The mass killing of civilians in a Russian missile attack on the village of Hroza is a tragedy that will be remembered a hundred or two hundred years from now.
At the time of writing, several people are in intensive care. Several more are missing. The identification of body parts using DNA testing is ongoing.
Prior to Russia’s full-scale invasion of Ukraine, about 500 people lived in the village of Hroza, which is just 35 km away from the line of contact. Exactly how many stayed there after 24 February 2022 is unknown. Wikipedia and the president put the number at 330, but locals told Ukrainska Pravda reporters it is less than that.
If we go by the number of people for whom volunteers have been bringing humanitarian aid in recent months, it’s a little over 200. So with one strike, the Russians may have killed about a quarter of the village's civilians.
The Kharkiv Oblast Prosecutor's Office said the Russians may have believed that soldiers would be at the wake.
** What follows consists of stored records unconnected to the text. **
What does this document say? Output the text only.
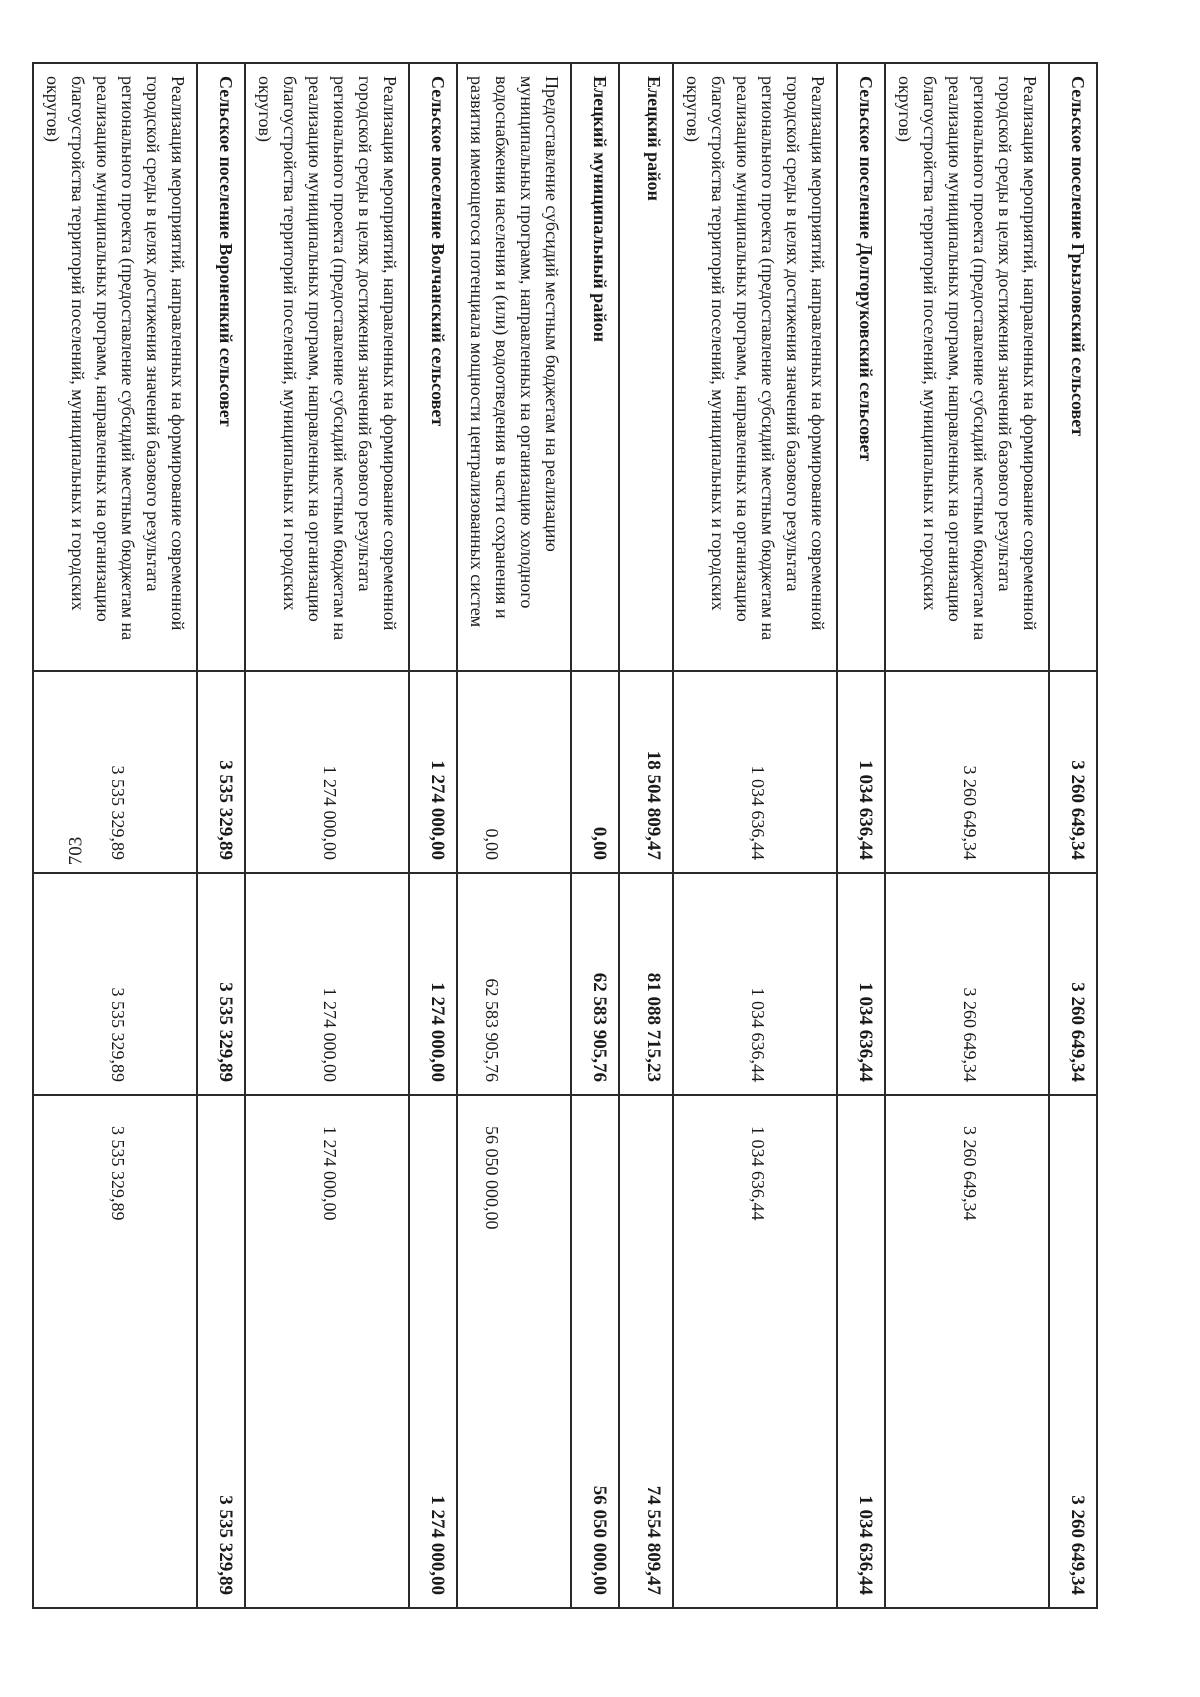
703
Сельское поселение Грызловский сельсовет	3 260 649,34	3 260 649,34	3 260 649,34
Реализация мероприятий, направленных на формирование современной городской среды в целях достижения значений базового результата регионального проекта (предоставление субсидий местным бюджетам на реализацию муниципальных программ, направленных на организацию благоустройства территорий поселений, муниципальных и городских округов)	3 260 649,34	3 260 649,34	3 260 649,34
Сельское поселение Долгоруковский сельсовет	1 034 636,44	1 034 636,44	1 034 636,44
Реализация мероприятий, направленных на формирование современной городской среды в целях достижения значений базового результата регионального проекта (предоставление субсидий местным бюджетам на реализацию муниципальных программ, направленных на организацию благоустройства территорий поселений, муниципальных и городских округов)	1 034 636,44	1 034 636,44	1 034 636,44
Елецкий район	18 504 809,47	81 088 715,23	74 554 809,47
Елецкий муниципальный район	0,00	62 583 905,76	56 050 000,00
Предоставление субсидий местным бюджетам на реализацию муниципальных программ, направленных на организацию холодного водоснабжения населения и (или) водоотведения в части сохранения и развития имеющегося потенциала мощности централизованных систем	0,00	62 583 905,76	56 050 000,00
Сельское поселение Волчанский сельсовет	1 274 000,00	1 274 000,00	1 274 000,00
Реализация мероприятий, направленных на формирование современной городской среды в целях достижения значений базового результата регионального проекта (предоставление субсидий местным бюджетам на реализацию муниципальных программ, направленных на организацию благоустройства территорий поселений, муниципальных и городских округов)	1 274 000,00	1 274 000,00	1 274 000,00
Сельское поселение Вороненкий сельсовет	3 535 329,89	3 535 329,89	3 535 329,89
Реализация мероприятий, направленных на формирование современной городской среды в целях достижения значений базового результата регионального проекта (предоставление субсидий местным бюджетам на реализацию муниципальных программ, направленных на организацию благоустройства территорий поселений, муниципальных и городских округов)	3 535 329,89	3 535 329,89	3 535 329,89
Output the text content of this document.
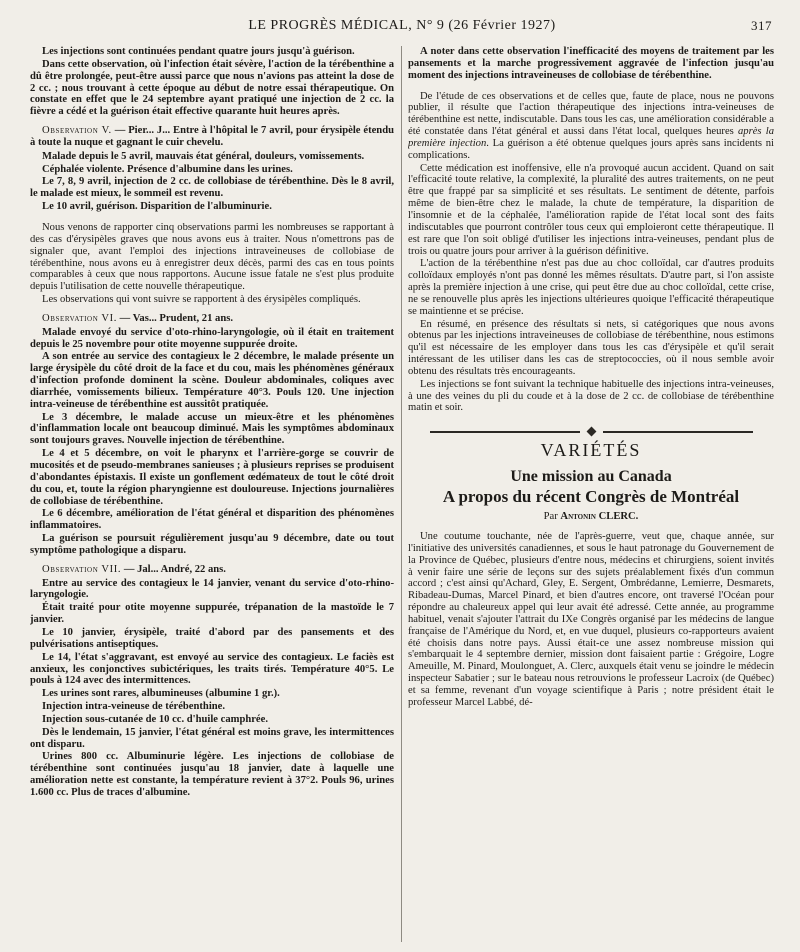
LE PROGRÈS MÉDICAL, N° 9 (26 Février 1927)	317

Les injections sont continuées pendant quatre jours jusqu'à guérison.

Dans cette observation, où l'infection était sévère, l'action de la térébenthine a dû être prolongée, peut-être aussi parce que nous n'avions pas atteint la dose de 2 cc. ; nous trouvant à cette époque au début de notre essai thérapeutique. On constate en effet que le 24 septembre ayant pratiqué une injection de 2 cc. la fièvre a cédé et la guérison était effective quarante huit heures après.

Observation V. — Pier... J... Entre à l'hôpital le 7 avril, pour érysipèle étendu à toute la nuque et gagnant le cuir chevelu.

Malade depuis le 5 avril, mauvais état général, douleurs, vomissements.

Céphalée violente. Présence d'albumine dans les urines.

Le 7, 8, 9 avril, injection de 2 cc. de collobiase de térébenthine. Dès le 8 avril, le malade est mieux, le sommeil est revenu.

Le 10 avril, guérison. Disparition de l'albuminurie.

Nous venons de rapporter cinq observations parmi les nombreuses se rapportant à des cas d'érysipèles graves que nous avons eus à traiter. Nous n'omettrons pas de signaler que, avant l'emploi des injections intraveineuses de collobiase de térébenthine, nous avons eu à enregistrer deux décès, parmi des cas en tous points comparables à ceux que nous rapportons. Aucune issue fatale ne s'est plus produite depuis l'utilisation de cette nouvelle thérapeutique.

Les observations qui vont suivre se rapportent à des érysipèles compliqués.

Observation VI. — Vas... Prudent, 21 ans.

Malade envoyé du service d'oto-rhino-laryngologie, où il était en traitement depuis le 25 novembre pour otite moyenne suppurée droite.

A son entrée au service des contagieux le 2 décembre, le malade présente un large érysipèle du côté droit de la face et du cou, mais les phénomènes généraux d'infection profonde dominent la scène. Douleur abdominales, coliques avec diarrhée, vomissements bilieux. Température 40°3. Pouls 120. Une injection intra-veineuse de térébenthine est aussitôt pratiquée.

Le 3 décembre, le malade accuse un mieux-être et les phénomènes d'inflammation locale ont beaucoup diminué. Mais les symptômes abdominaux sont toujours graves. Nouvelle injection de térébenthine.

Le 4 et 5 décembre, on voit le pharynx et l'arrière-gorge se couvrir de mucosités et de pseudo-membranes sanieuses ; à plusieurs reprises se produisent d'abondantes épistaxis. Il existe un gonflement œdémateux de tout le côté droit du cou, et, toute la région pharyngienne est douloureuse. Injections journalières de collobiase de térébenthine.

Le 6 décembre, amélioration de l'état général et disparition des phénomènes inflammatoires.

La guérison se poursuit régulièrement jusqu'au 9 décembre, date ou tout symptôme pathologique a disparu.

Observation VII. — Jal... André, 22 ans.

Entre au service des contagieux le 14 janvier, venant du service d'oto-rhino-laryngologie.

Était traité pour otite moyenne suppurée, trépanation de la mastoïde le 7 janvier.

Le 10 janvier, érysipèle, traité d'abord par des pansements et des pulvérisations antiseptiques.

Le 14, l'état s'aggravant, est envoyé au service des contagieux. Le faciès est anxieux, les conjonctives subictériques, les traits tirés. Température 40°5. Le pouls à 124 avec des intermittences.

Les urines sont rares, albumineuses (albumine 1 gr.).

Injection intra-veineuse de térébenthine.

Injection sous-cutanée de 10 cc. d'huile camphrée.

Dès le lendemain, 15 janvier, l'état général est moins grave, les intermittences ont disparu.

Urines 800 cc. Albuminurie légère. Les injections de collobiase de térébenthine sont continuées jusqu'au 18 janvier, date à laquelle une amélioration nette est constante, la température revient à 37°2. Pouls 96, urines 1.600 cc. Plus de traces d'albumine.

A noter dans cette observation l'inefficacité des moyens de traitement par les pansements et la marche progressivement aggravée de l'infection jusqu'au moment des injections intraveineuses de collobiase de térébenthine.

De l'étude de ces observations et de celles que, faute de place, nous ne pouvons publier, il résulte que l'action thérapeutique des injections intra-veineuses de térébenthine est nette, indiscutable. Dans tous les cas, une amélioration considérable a été constatée dans l'état général et aussi dans l'état local, quelques heures après la première injection. La guérison a été obtenue quelques jours après sans incidents ni complications.

Cette médication est inoffensive, elle n'a provoqué aucun accident. Quand on sait l'efficacité toute relative, la complexité, la pluralité des autres traitements, on ne peut être que frappé par sa simplicité et ses résultats. Le sentiment de détente, parfois même de bien-être chez le malade, la chute de température, la disparition de l'insomnie et de la céphalée, l'amélioration rapide de l'état local sont des faits indiscutables que pourront contrôler tous ceux qui emploieront cette thérapeutique. Il est rare que l'on soit obligé d'utiliser les injections intra-veineuses, pendant plus de trois ou quatre jours pour arriver à la guérison définitive.

L'action de la térébenthine n'est pas due au choc colloïdal, car d'autres produits colloïdaux employés n'ont pas donné les mêmes résultats. D'autre part, si l'on assiste après la première injection à une crise, qui peut être due au choc colloïdal, cette crise, ne se renouvelle plus après les injections ultérieures quoique l'efficacité thérapeutique se maintienne et se précise.

En résumé, en présence des résultats si nets, si catégoriques que nous avons obtenus par les injections intraveineuses de collobiase de térébenthine, nous estimons qu'il est nécessaire de les employer dans tous les cas d'érysipèle et qu'il serait intéressant de les utiliser dans les cas de streptococcies, où il nous semble avoir obtenu des résultats très encourageants.

Les injections se font suivant la technique habituelle des injections intra-veineuses, à une des veines du pli du coude et à la dose de 2 cc. de collobiase de térébenthine matin et soir.

VARIÉTÉS
Une mission au Canada
A propos du récent Congrès de Montréal
Par Antonin CLERC.

Une coutume touchante, née de l'après-guerre, veut que, chaque année, sur l'initiative des universités canadiennes, et sous le haut patronage du Gouvernement de la Province de Québec, plusieurs d'entre nous, médecins et chirurgiens, soient invités à venir faire une série de leçons sur des sujets préalablement fixés d'un commun accord ; c'est ainsi qu'Achard, Gley, E. Sergent, Ombrédanne, Lemierre, Desmarets, Ribadeau-Dumas, Marcel Pinard, et bien d'autres encore, ont traversé l'Océan pour répondre au chaleureux appel qui leur avait été adressé. Cette année, au programme habituel, venait s'ajouter l'attrait du IXe Congrès organisé par les médecins de langue française de l'Amérique du Nord, et, en vue duquel, plusieurs co-rapporteurs avaient été choisis dans notre pays. Aussi était-ce une assez nombreuse mission qui s'embarquait le 4 septembre dernier, mission dont faisaient partie : Grégoire, Logre Ameuille, M. Pinard, Moulonguet, A. Clerc, auxquels était venu se joindre le médecin inspecteur Sabatier ; sur le bateau nous retrouvions le professeur Lacroix (de Québec) et sa femme, revenant d'un voyage scientifique à Paris ; notre président était le professeur Marcel Labbé, dé-
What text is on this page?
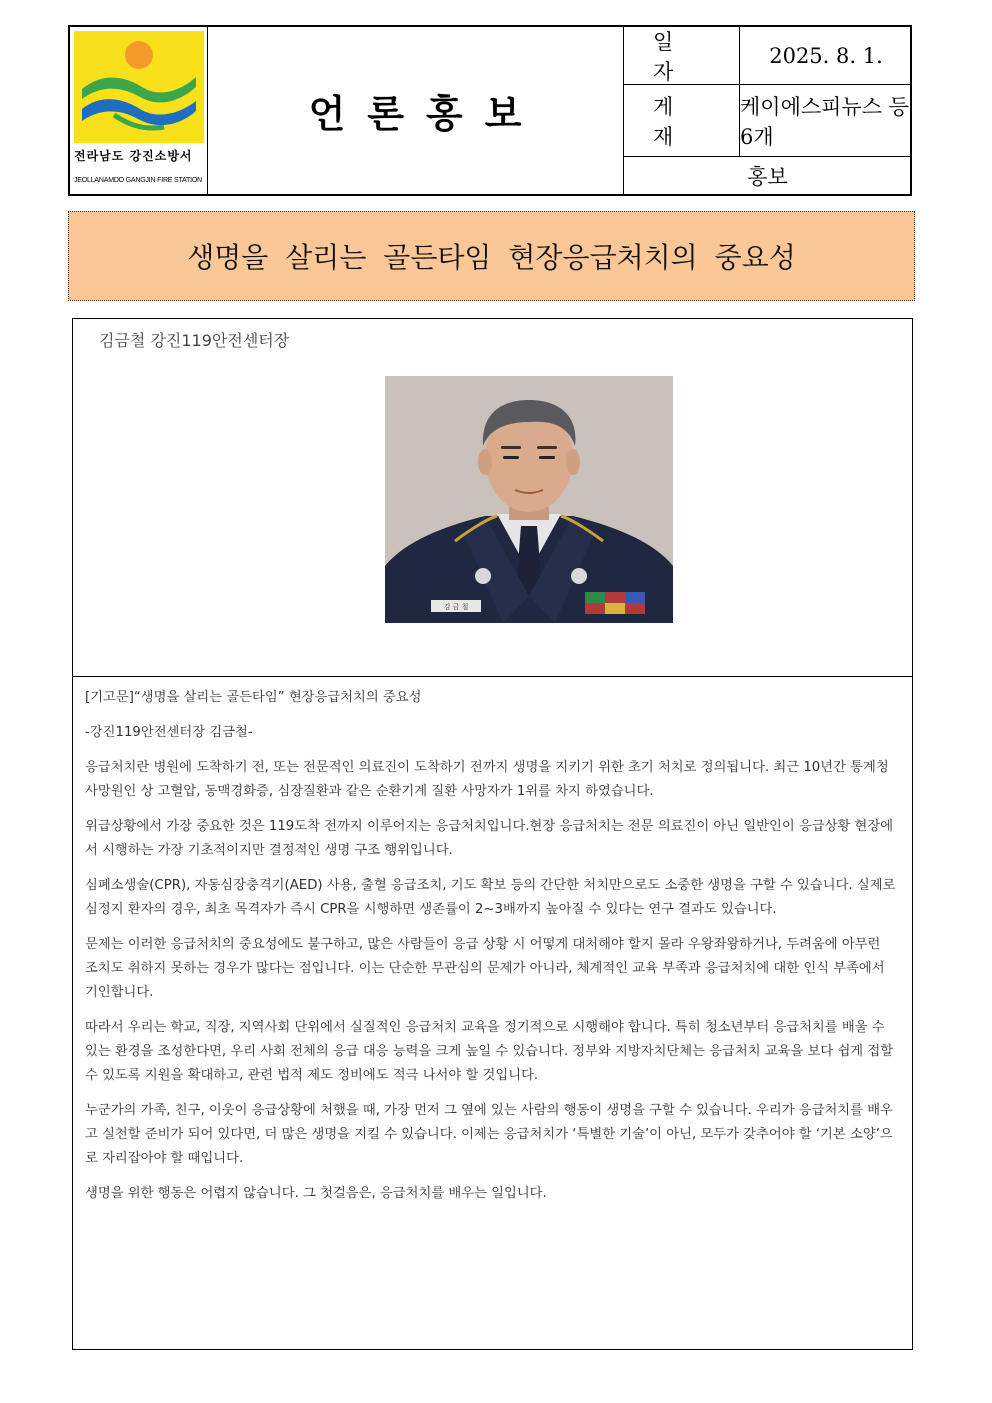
전라남도 강진소방서
JEOLLANAMDO GANGJIN FIRE STATION
언론홍보
일자
2025. 8. 1.
게재
케이에스피뉴스 등 6개
홍보
생명을 살리는 골든타임 현장응급처치의 중요성
김금철 강진119안전센터장
김 금 철

[기고문]“생명을 살리는 골든타임” 현장응급처치의 중요성

-강진119안전센터장 김금철-

응급처치란 병원에 도착하기 전, 또는 전문적인 의료진이 도착하기 전까지 생명을 지키기 위한 초기 처치로 정의됩니다. 최근 10년간 통계청 사망원인 상 고혈압, 동맥경화증, 심장질환과 같은 순환기계 질환 사망자가 1위를 차지 하였습니다.

위급상황에서 가장 중요한 것은 119도착 전까지 이루어지는 응급처치입니다.현장 응급처치는 전문 의료진이 아닌 일반인이 응급상황 현장에서 시행하는 가장 기초적이지만 결정적인 생명 구조 행위입니다.

심폐소생술(CPR), 자동심장충격기(AED) 사용, 출혈 응급조치, 기도 확보 등의 간단한 처치만으로도 소중한 생명을 구할 수 있습니다. 실제로 심정지 환자의 경우, 최초 목격자가 즉시 CPR을 시행하면 생존률이 2~3배까지 높아질 수 있다는 연구 결과도 있습니다.

문제는 이러한 응급처치의 중요성에도 불구하고, 많은 사람들이 응급 상황 시 어떻게 대처해야 할지 몰라 우왕좌왕하거나, 두려움에 아무런 조치도 취하지 못하는 경우가 많다는 점입니다. 이는 단순한 무관심의 문제가 아니라, 체계적인 교육 부족과 응급처치에 대한 인식 부족에서 기인합니다.

따라서 우리는 학교, 직장, 지역사회 단위에서 실질적인 응급처치 교육을 정기적으로 시행해야 합니다. 특히 청소년부터 응급처치를 배울 수 있는 환경을 조성한다면, 우리 사회 전체의 응급 대응 능력을 크게 높일 수 있습니다. 정부와 지방자치단체는 응급처치 교육을 보다 쉽게 접할 수 있도록 지원을 확대하고, 관련 법적 제도 정비에도 적극 나서야 할 것입니다.

누군가의 가족, 친구, 이웃이 응급상황에 처했을 때, 가장 먼저 그 옆에 있는 사람의 행동이 생명을 구할 수 있습니다. 우리가 응급처치를 배우고 실천할 준비가 되어 있다면, 더 많은 생명을 지킬 수 있습니다. 이제는 응급처치가 ‘특별한 기술’이 아닌, 모두가 갖추어야 할 ‘기본 소양’으로 자리잡아야 할 때입니다.

생명을 위한 행동은 어렵지 않습니다. 그 첫걸음은, 응급처치를 배우는 일입니다.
It is possible that one of the locals informed the Russians where to strike.
The residents of Hroza interviewed by Ukrainska Pravda journalists don’t rule out such conjectures. They say the outright collaborators fled with the occupiers when the village was liberated in 2022, but less visible sympathisers of the Russian Federation may have stayed.
But whatever the actual reasons for the attack, they do not negate the fact that it was a war crime.
Ukrainska Pravda arrived in Hroza as the village prepared for a mass funeral and the villagers were attempting to process the tragedy.
Why has Russia remained silent?
During those days, it should have been quiet on the outskirts of Hroza around the grave of Andrii Kozyr, who had lived in Poland before the full-scale invasion and was killed fighting for Ukraine at the age of 49.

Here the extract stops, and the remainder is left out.